Bericht des Magazins „Auftakt“ über das Projekt für Geflüchtete.

von Leon Hohmann

Wir schaffen das – wir schaffen das nicht: Kaum ein anderes Thema bewegt die deutschen Gemüter momentan so sehr wie die Diskussion über die Flüchtlinge und deren Integration. Die schier endlose Flut von flüchtenden Menschen löst nicht nur sachliche Diskussionen und emotionale Stammtischparolen aus, sondern auch eine Welle der Hilfsbereitschaft. Ein bemerkenswertes Beispiel hierfür ist ein Projekt aus der Nordrhein-westfälischen Großstadt Wuppertal, das die Mandolinen-Konzertgesellschaft (makoge) bereits im letzten Herbst ins Leben gerufen hat. Mit kostenlosem Instrumentalunterricht und Konzertbesuchen sowie speziell von Flüchtlingen ausgerichteten interkulturellen Konzerten sollen die Schutz suchenden Menschen ein Stück Normalität in ihrem Alltagsleben erfahren. Bei den Teilnehmern und den Mitgliedern des Zupforchesters aber auch bei der Stadt Wuppertal findet das Engagement der makoge großen Anklang.
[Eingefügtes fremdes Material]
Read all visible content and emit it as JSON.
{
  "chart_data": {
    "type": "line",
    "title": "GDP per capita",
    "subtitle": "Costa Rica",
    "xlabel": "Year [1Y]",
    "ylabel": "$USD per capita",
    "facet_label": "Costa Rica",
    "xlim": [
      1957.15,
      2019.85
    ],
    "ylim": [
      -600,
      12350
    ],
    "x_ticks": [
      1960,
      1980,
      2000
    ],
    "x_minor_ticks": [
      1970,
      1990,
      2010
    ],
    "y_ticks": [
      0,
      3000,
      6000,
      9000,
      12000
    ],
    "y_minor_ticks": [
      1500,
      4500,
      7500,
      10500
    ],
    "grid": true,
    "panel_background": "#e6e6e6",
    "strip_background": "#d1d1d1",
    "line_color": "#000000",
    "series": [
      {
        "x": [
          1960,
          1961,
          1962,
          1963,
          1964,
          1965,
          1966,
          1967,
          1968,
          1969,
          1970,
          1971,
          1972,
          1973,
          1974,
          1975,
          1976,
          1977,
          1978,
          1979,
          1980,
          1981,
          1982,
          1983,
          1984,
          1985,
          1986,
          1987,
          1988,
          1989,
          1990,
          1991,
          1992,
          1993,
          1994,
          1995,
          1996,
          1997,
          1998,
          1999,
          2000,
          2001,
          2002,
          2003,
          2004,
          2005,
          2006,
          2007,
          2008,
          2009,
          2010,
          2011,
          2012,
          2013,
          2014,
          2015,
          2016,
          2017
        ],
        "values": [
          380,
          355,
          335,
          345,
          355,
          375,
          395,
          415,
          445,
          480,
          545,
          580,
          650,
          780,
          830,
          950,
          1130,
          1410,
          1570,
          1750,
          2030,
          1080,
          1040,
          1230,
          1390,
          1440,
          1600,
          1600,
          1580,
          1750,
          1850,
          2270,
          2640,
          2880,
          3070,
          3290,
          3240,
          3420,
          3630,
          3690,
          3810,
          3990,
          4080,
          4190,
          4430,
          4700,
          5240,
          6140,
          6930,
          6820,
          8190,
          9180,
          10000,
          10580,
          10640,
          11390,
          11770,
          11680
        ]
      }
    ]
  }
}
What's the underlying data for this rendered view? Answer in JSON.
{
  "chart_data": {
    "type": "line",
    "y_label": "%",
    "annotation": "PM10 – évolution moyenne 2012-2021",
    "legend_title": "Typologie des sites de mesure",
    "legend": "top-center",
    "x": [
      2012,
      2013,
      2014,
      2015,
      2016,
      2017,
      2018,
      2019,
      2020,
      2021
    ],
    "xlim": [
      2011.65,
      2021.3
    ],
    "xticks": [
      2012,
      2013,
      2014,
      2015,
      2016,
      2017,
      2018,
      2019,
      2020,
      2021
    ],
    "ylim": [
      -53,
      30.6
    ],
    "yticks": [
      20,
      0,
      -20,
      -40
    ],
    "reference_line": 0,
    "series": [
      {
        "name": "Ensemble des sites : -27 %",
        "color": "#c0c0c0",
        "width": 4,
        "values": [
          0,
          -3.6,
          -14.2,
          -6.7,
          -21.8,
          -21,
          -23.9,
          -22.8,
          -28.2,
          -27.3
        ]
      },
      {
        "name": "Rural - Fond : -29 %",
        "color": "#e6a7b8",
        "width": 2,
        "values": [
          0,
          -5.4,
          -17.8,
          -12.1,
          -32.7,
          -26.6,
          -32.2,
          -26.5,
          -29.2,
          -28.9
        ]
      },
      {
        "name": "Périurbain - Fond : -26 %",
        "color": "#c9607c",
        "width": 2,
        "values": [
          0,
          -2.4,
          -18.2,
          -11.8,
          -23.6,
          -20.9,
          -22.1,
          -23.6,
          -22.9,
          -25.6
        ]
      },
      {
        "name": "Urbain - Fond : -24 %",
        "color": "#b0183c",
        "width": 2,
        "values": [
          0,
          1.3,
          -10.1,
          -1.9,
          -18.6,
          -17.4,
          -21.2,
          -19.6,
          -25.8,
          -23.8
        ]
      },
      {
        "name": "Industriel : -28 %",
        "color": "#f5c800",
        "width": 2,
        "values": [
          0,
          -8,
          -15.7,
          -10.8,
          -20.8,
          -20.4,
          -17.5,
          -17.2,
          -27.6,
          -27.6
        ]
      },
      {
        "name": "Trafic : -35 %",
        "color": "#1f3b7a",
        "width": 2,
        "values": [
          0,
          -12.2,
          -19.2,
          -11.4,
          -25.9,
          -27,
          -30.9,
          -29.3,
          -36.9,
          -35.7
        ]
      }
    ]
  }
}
Eigentlich sei es immer klar gewesen, dass sich die makoge um Flüchtlinge kümmern wolle, erklärt Thomas Horrion, stellvertretender Vorsitzender, von den Anfängen des Projekts der Zupfer. „Eine Ausschreibung vom Landesmusikrat hat das Projekt dann aber beschleunigt.“ Nach Planungen im September begann der Instrumentalunterricht bereits im Oktober des vergangenen Jahres. Mittlerweile musizieren 34 junge Menschen zwischen fünf und 30 Jahren auf der Gitarre, Bağlama – einer türkischen Laute – und natürlich der Mandoline. Sie kommen aus afrikanischen Ländern und aus dem Nahen Osten. Das Engagement des Orchesters ist schnell erklärt: „Wir wollen den jungen Menschen eine sinnvolle Freizeitbeschäftigung anbieten“, sagt Horrion. Getreu dem Motto „Jeder macht, was er kann“ habe das Zupforchester auf die aktuelle Situation reagiert. Anfangs habe es einige Hürden gegeben. „Es stellte sich zum Beispiel die Frage, wie man Kontakt zu den Flüchtlingen aufbaut.“ In Wuppertal gebe es keine großen zentralen Unterkünfte, fast alle Flüchtlinge seien auf Wohnungen im gesamten Stadtgebiet verteilt, berichtet er. Wer helfen wolle, müsse sich an die Sozialarbeiter der Stadt wenden. Ein nicht immer einfaches Unterfangen, denn einige Ansprechpartner waren mit der primären Versorgung der Flüchtlinge häufig überfordert. Horrion relativiert dies: „Die Zusammenarbeit mit der Stadt läuft aber grundsätzlich positiv.“ Als vorbildlich bezeichnet er die Unterstützung der Mitarbeiter vom Ressort für Zuwanderung und Integration, vom Kulturbüro sowie der Bergischen Musikschule. Mittlerweile laufe das Projekt aber sehr gut und man könne pausenlos weitere Teilnehmer aufnehmen. In diesem Zusammenhang betont Horrion die besondere Rolle, welche die Musikschule als städtische Einrichtung spielt.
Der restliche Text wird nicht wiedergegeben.